In Raleigh, N.C., on the backside of the Department of Education building is a structure known as the Education Wall. Completed in 1992, the EW was created by artist Vernon Pratt and writer Georgann Eubanks. Engraved into the polished red granite are messages that presumably reflect my home state’s commitment to children.

One of the messages reads “You are a child you are suitable to be awed.” Interestingly, featured on the North Carolina Public Schools Facebook page is this quote from the Rev. Martin Luther King, Jr: “The function of education is to teach one to think intensively and to think critically. Intelligence plus character — that is the goal of true education.”

The only conclusion one can draw from this inadvertent juxtaposition is that education bureaucrats in North Carolina are confused. On the one hand, they are in awe of children; on the other, they believe children should be taught humility. King could certainly tell them that a child who believes he or she should be the object of awe is also a child who is unteachable. Awesome children, like awesome adults, do not believe they are capable of error.

I am a North Carolinian. Thanks to the EW, I now realize that I was cheated of my birthright by miscreants who did not think I was awesome. In fact, I remember both of my grandmothers telling me, on separate occasions, that I was a “very bad little boy.” I was informed of my badness not to make me feel worthless, which it did not, but to correct, which it did. When people who love you tell you, as a child, that you are bad, they are telling you because they love you.

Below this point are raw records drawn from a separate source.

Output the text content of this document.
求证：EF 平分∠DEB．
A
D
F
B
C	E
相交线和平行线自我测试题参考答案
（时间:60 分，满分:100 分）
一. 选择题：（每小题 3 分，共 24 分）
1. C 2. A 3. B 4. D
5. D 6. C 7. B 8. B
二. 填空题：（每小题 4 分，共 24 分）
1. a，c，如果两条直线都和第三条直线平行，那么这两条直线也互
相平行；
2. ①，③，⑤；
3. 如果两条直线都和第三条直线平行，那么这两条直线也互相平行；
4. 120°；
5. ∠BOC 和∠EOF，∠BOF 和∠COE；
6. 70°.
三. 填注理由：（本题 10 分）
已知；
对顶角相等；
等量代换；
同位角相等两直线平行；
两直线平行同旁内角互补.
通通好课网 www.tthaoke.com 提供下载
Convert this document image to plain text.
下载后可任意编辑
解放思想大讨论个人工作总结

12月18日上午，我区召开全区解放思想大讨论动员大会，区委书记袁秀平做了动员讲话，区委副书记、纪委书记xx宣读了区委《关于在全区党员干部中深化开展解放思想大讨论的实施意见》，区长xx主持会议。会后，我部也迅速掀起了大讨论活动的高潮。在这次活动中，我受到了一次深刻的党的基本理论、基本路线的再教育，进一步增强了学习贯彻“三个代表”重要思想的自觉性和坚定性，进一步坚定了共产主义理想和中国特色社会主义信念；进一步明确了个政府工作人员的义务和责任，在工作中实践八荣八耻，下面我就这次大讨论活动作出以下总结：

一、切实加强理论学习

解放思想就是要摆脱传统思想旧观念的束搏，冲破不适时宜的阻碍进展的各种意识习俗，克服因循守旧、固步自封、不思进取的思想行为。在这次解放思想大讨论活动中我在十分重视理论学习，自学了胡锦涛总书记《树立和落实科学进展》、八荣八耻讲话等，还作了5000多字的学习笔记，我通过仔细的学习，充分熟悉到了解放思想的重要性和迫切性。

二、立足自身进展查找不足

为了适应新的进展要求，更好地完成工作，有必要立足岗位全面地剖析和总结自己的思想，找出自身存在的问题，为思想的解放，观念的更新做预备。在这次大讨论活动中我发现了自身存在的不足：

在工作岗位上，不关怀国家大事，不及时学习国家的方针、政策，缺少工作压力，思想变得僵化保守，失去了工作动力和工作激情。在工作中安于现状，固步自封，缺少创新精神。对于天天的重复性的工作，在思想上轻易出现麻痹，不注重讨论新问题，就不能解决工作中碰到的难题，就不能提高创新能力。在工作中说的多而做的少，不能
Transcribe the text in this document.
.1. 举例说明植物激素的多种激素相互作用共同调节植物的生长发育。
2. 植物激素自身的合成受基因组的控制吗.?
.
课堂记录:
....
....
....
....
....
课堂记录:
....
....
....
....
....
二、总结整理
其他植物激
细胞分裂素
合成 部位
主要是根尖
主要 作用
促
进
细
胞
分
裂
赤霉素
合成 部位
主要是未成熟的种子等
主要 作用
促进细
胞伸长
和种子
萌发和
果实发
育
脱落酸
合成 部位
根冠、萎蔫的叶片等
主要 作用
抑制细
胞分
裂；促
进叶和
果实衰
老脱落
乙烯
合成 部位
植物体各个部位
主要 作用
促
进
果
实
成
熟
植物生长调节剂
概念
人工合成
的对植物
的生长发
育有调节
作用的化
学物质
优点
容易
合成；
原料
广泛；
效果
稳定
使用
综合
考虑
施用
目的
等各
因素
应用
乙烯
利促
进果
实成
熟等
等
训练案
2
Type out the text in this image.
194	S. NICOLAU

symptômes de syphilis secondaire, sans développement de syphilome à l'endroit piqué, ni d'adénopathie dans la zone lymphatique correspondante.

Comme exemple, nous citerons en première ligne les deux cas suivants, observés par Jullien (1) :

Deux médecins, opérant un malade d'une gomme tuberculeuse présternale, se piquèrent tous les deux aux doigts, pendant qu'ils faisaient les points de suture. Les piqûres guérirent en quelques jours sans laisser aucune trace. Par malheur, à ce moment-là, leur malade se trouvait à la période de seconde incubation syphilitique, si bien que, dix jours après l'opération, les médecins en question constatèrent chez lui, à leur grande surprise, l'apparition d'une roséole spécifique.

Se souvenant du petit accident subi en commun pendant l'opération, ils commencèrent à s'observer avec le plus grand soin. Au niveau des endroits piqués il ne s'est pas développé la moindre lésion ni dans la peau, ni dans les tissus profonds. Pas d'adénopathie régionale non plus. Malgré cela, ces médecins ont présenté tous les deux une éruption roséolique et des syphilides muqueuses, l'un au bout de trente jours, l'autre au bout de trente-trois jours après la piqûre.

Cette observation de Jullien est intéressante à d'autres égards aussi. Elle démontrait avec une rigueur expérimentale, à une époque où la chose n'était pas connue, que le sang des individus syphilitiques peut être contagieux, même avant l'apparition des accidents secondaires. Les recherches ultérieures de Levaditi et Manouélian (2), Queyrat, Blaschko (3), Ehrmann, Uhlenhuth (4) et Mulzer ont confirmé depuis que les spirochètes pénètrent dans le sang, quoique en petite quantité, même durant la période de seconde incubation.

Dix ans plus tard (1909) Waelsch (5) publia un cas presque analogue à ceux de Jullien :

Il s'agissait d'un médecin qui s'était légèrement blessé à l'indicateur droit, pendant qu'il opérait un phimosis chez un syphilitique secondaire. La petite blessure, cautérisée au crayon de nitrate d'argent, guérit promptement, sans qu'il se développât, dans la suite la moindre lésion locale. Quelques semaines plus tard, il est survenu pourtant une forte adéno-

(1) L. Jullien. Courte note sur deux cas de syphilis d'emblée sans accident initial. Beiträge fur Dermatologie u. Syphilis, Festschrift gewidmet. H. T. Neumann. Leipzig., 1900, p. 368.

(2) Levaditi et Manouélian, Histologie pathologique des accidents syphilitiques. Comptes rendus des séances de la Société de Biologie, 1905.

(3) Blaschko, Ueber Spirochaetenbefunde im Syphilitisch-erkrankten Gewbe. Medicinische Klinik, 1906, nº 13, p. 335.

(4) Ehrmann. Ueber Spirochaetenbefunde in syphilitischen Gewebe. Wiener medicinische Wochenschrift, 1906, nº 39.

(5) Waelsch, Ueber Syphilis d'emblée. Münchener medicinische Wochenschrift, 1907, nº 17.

My grandmothers’ tone was a combination of sadness and hope. They were not angry with me. Despite my inability to articulate any of the above, I understood and resolved to do better. One day, I hope to live up to their standards.

Another saying on the North Carolina Education Wall informs us that “Love works where discipline failed.” This is not philosophy. This is pulp fiction. Love is not the antithesis of discipline. In the proper raising of a child, both unconditional love and unequivocal discipline are necessary. Love and discipline are not two different things; rather, they are complements.

Do American educators and bureaucrats truly believe in this unmitigated drivel? If so, then we are all in a heap of a mess.

A wall of my grandmothers’ parenting aphorisms would have been far better.